[CHRONIQUE] Jean-Michel Aphatie : vous avez dit « au bord du gaz »…

Jean-Michel Aphatie

Texte mis à jour le 11 novembre à 15 heures et à 18 h 15 (réaction de Jean-Michel Aphatie).

Dans un récent tweet, Jean-Michel Aphatie semble avoir trouvé drôle d’indiquer que Cyril Hanouna était « visiblement au bord du gaz ». À peu près du niveau de « Durafour crématoire ». Imaginons, un instant, que M. Bardella se soit permis ce genre de dérapage ; l’indignation eût été unanime.

Jean-Michel Aphatie s'en est cependant expliqué longuement, ce 9 novembre, dans un message publié sur X.


Néanmoins, ce message n'a pas convaincu tout le monde. Preuve en est la réaction de la journaliste Valérie Benaïm : « Je suis très en colère. J'en ai assez, mais vraiment, là, la coupe est pleine. J'en ai assez qu'on s'amuse à jouer avec des sous-entendus avec des mots où on met "au bord du gaz" et après, on vient dire en rétropédalant et en marchant sur une ligne de crête que l'on voit le mal partout. [...] Dès qu'il y a une personnalité juive qui a pris des positions, tout de suite, on va utiliser ça. » Maladresse ou lapsus, le contexte actuel donne une portée toute particulière à cette polémique.

En réalité, nous sommes aujourd’hui confrontés à un nouvel antisémitisme qui n’a rien à voir avec le vieil antisémitisme ranci des années trente. Il repose sur trois piliers : l’hostilité à l’égard des Juifs d’une grande partie du monde musulman, la résurgence de l’antisémitisme de gauche et le wokisme.

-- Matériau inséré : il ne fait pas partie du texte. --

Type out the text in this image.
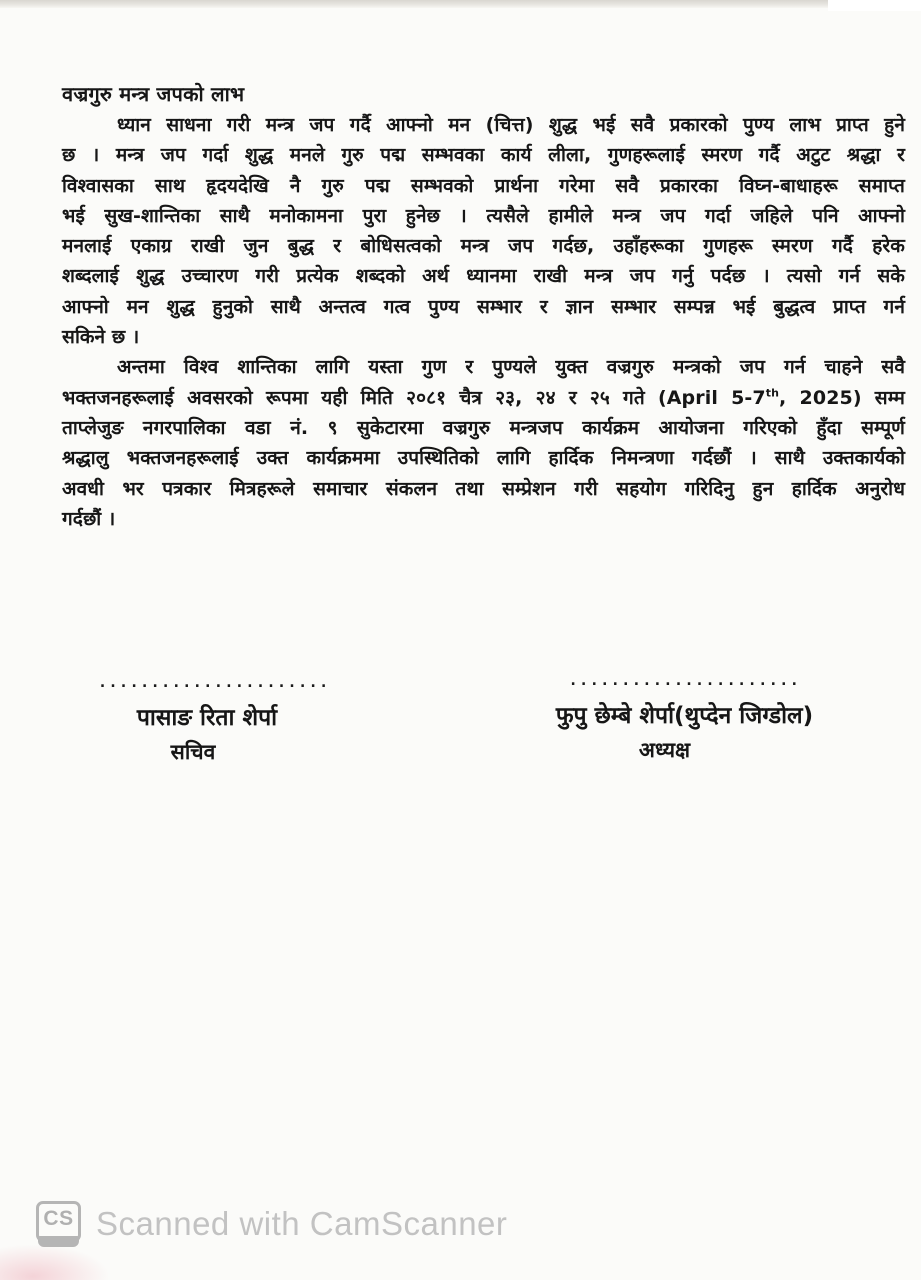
वज्रगुरु मन्त्र जपको लाभ
ध्यान साधना गरी मन्त्र जप गर्दै आफ्नो मन (चित्त) शुद्ध भई सवै प्रकारको पुण्य लाभ प्राप्त हुने
छ । मन्त्र जप गर्दा शुद्ध मनले गुरु पद्म सम्भवका कार्य लीला, गुणहरूलाई स्मरण गर्दै अटुट श्रद्धा र
विश्वासका साथ हृदयदेखि नै गुरु पद्म सम्भवको प्रार्थना गरेमा सवै प्रकारका विघ्न-बाधाहरू समाप्त
भई सुख-शान्तिका साथै मनोकामना पुरा हुनेछ । त्यसैले हामीले मन्त्र जप गर्दा जहिले पनि आफ्नो
मनलाई एकाग्र राखी जुन बुद्ध र बोधिसत्वको मन्त्र जप गर्दछ, उहाँहरूका गुणहरू स्मरण गर्दै हरेक
शब्दलाई शुद्ध उच्चारण गरी प्रत्येक शब्दको अर्थ ध्यानमा राखी मन्त्र जप गर्नु पर्दछ । त्यसो गर्न सके
आफ्नो मन शुद्ध हुनुको साथै अन्तत्व गत्व पुण्य सम्भार र ज्ञान सम्भार सम्पन्न भई बुद्धत्व प्राप्त गर्न
सकिने छ ।
अन्तमा विश्व शान्तिका लागि यस्ता गुण र पुण्यले युक्त वज्रगुरु मन्त्रको जप गर्न चाहने सवै
भक्तजनहरूलाई अवसरको रूपमा यही मिति २०८१ चैत्र २३, २४ र २५ गते (April 5-7th, 2025) सम्म
ताप्लेजुङ नगरपालिका वडा नं. ९ सुकेटारमा वज्रगुरु मन्त्रजप कार्यक्रम आयोजना गरिएको हुँदा सम्पूर्ण
श्रद्धालु भक्तजनहरूलाई उक्त कार्यक्रममा उपस्थितिको लागि हार्दिक निमन्त्रणा गर्दछौं । साथै उक्तकार्यको
अवधी भर पत्रकार मित्रहरूले समाचार संकलन तथा सम्प्रेशन गरी सहयोग गरिदिनु हुन हार्दिक अनुरोध
गर्दछौं ।
......................
पासाङ रिता शेर्पा
सचिव
......................
फुपु छेम्बे शेर्पा(थुप्देन जिग्डोल)
अध्यक्ष
CS Scanned with CamScanner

En Europe, ce nouvel antisémitisme décomplexé, et qui n’hésite pas à recourir à la violence comme nous venons de le constater à Amsterdam, trouve un terreau fertile dans une partie des populations arabo-musulmanes qui importe le conflit entre Israël, le Hamas et le Hezbollah sur notre continent. Et qui se nourrit des invectives contre les Juifs (et les chrétiens) contenues dans le Coran. La présence nombreuse de ces populations finit par entraver la liberté d’action de certains gouvernements européens. Chacun se souvient du refus d’Emmanuel Macron de participer à la marche contre l’antisémitisme après le 7 octobre. Cette réticence à nommer les choses est le signe de vilaine trouille de certains de nos dirigeants devant les éventuelles réactions de notre propre « rue arabe ». Terreau fertile et terrain électoral pour certains.

Antisémitisme : le retour aux sources

Une part de la gauche a renoué avec l’antisémitisme qui fut d’abord l’apanage de la gauche au XIXe siècle. Aucun antisémitisme à la cour de Louis-Philippe, pas plus qu’à celle de Napoléon III, mais, au contraire, antisémitisme virulent chez les idéologues de gauche qui dénonçaient le pouvoir du capitalisme juif. Proudhon n’hésitait pas à affirmer : « Le juif est par tempérament anti-producteur… c’est un entremetteur, toujours frauduleux et parasite. » Marx n’était pas en reste car il considérait que les Juifs avaient « pris la tête de la contre-révolution » (Gazette rhénane, 1848) et que « le dieu du Juif (l’argent) n’est qu’une traite illusoire ». Finalement, nous assistons à une sorte de retour aux sources, sans doute plus opportuniste qu’idéologique. Il y a là, en effet, une manne électorale à récupérer, et de surcroît dans une population féconde sur le plan démographique et qui pourrait représenter une force électorale non négligeable dans l’avenir. Qui sait, ouvrir la porte du pouvoir ? Dans la soumission, car les fameuses et fumeuses « valeurs de la République » seront de peu de poids face à celles de l’islam conquérant.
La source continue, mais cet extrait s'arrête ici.